NOTE The core-site.xml flags:
  • fs.mapr.flush.unaligned default setting (false) enables flushes to the server in 8K boundaries. Unaligned flushes can happen only if idle flusher (fs.mapr.write.idleflush.timeout) is triggered. If this behavior is not desired, set the value for fs.mapr.flush.unaligned to true, which will enable flushing of unaligned write buffers (so that even small writes can be flushed on every subsequent write call).
  • fs.mapr.write.idleflush.timeout automatically flushes the buffer, by default, after 3 seconds for all the open files. This can be disabled by setting the value to 0. If value is specified, buffer is flushed automatically between n to n+1 seconds. For example, if value is 3 seconds, the write buffer is not cached after 4 seconds.
See also: Default core Parameters.

Using hdfsWrite()

When a file is opened in write-only mode or read-write mode, the file is truncated from offset 0, effectively deleting the content of the file. Therefore, the initial write to the file begins at offset 0. You can start subsequent writes anywhere in the file after first calling hdfsSeek() to move to the desired offset. After a write operation, the offset is located at the last written byte.

If the file is opened in append mode, data is appended to the end of the file only.

If a call to hdfsSeek() moves the offset past the end of the file before a call to hdfsWrite(), the result is a hole in the file between the previous end of the file and the offset at which the write begins.

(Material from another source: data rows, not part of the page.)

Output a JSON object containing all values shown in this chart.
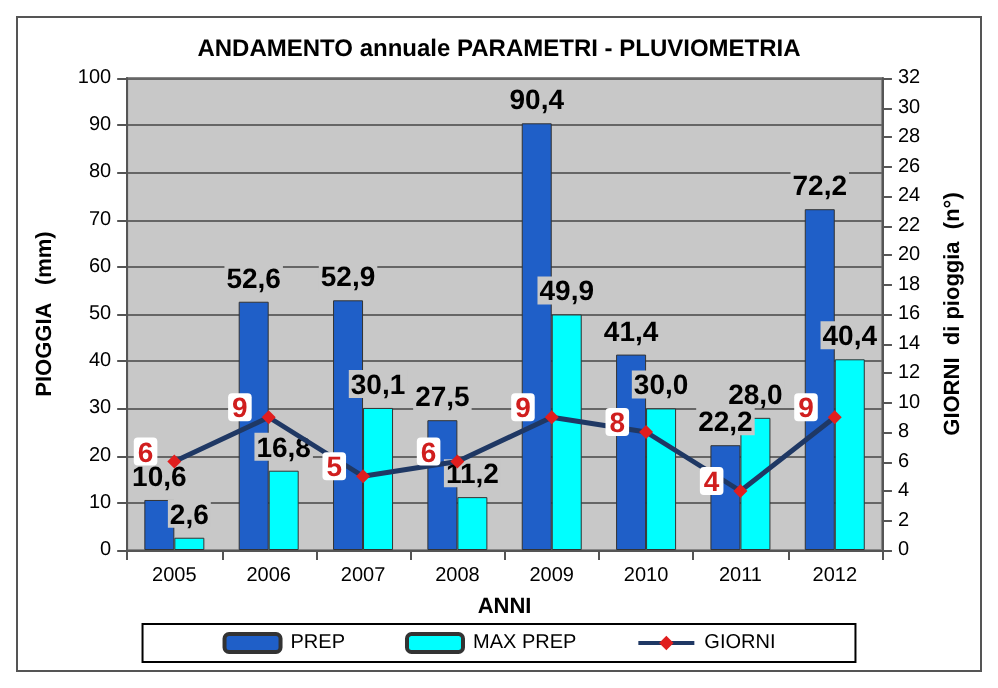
{
  "chart_data": {
    "type": "bar",
    "title": "ANDAMENTO annuale PARAMETRI - PLUVIOMETRIA",
    "xlabel": "ANNI",
    "ylabel": "PIOGGIA   (mm)",
    "y2label": "GIORNI  di pioggia  (n°)",
    "categories": [
      "2005",
      "2006",
      "2007",
      "2008",
      "2009",
      "2010",
      "2011",
      "2012"
    ],
    "series": [
      {
        "name": "PREP",
        "color": "#1f5fc8",
        "values": [
          10.6,
          52.6,
          52.9,
          27.5,
          90.4,
          41.4,
          22.2,
          72.2
        ],
        "value_labels": [
          "10,6",
          "52,6",
          "52,9",
          "27,5",
          "90,4",
          "41,4",
          "22,2",
          "72,2"
        ]
      },
      {
        "name": "MAX PREP",
        "color": "#00ffff",
        "values": [
          2.6,
          16.8,
          30.1,
          11.2,
          49.9,
          30.0,
          28.0,
          40.4
        ],
        "value_labels": [
          "2,6",
          "16,8",
          "30,1",
          "11,2",
          "49,9",
          "30,0",
          "28,0",
          "40,4"
        ]
      },
      {
        "name": "GIORNI",
        "type": "line",
        "axis": "y2",
        "color": "#1f3864",
        "marker": "diamond",
        "values": [
          6,
          9,
          5,
          6,
          9,
          8,
          4,
          9
        ],
        "value_labels": [
          "6",
          "9",
          "5",
          "6",
          "9",
          "8",
          "4",
          "9"
        ]
      }
    ],
    "ylim": [
      0,
      100
    ],
    "yticks": [
      0,
      10,
      20,
      30,
      40,
      50,
      60,
      70,
      80,
      90,
      100
    ],
    "y2lim": [
      0,
      32
    ],
    "y2ticks": [
      0,
      2,
      4,
      6,
      8,
      10,
      12,
      14,
      16,
      18,
      20,
      22,
      24,
      26,
      28,
      30,
      32
    ],
    "grid": "y",
    "legend": "bottom"
  }
}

You can obtain the size of a file in bytes by calling hdfsGetPathInfo.()

On error, pending write buffers are flushed to the server.

Using hdfsPwrite()

Whereas hdfsWrite() increments the current offset by the amount of bytes returned by the API (except in case of error), hdfsPwrite() does not change the value of current offset. If the current offset before the call to hdfsPwrite() is 0 and you specify the offset 10 for the write operation, after the write the current offset remains 0.

If a call to hdfsPwrite() specifies an offset that is past the end of the file, the result is a hole in the file between the previous end of the file and the offset at which the write begins.

You can obtain the size of a file in bytes by calling hdfsGetPathInfo().

On error, pending write buffers are flushed to the server.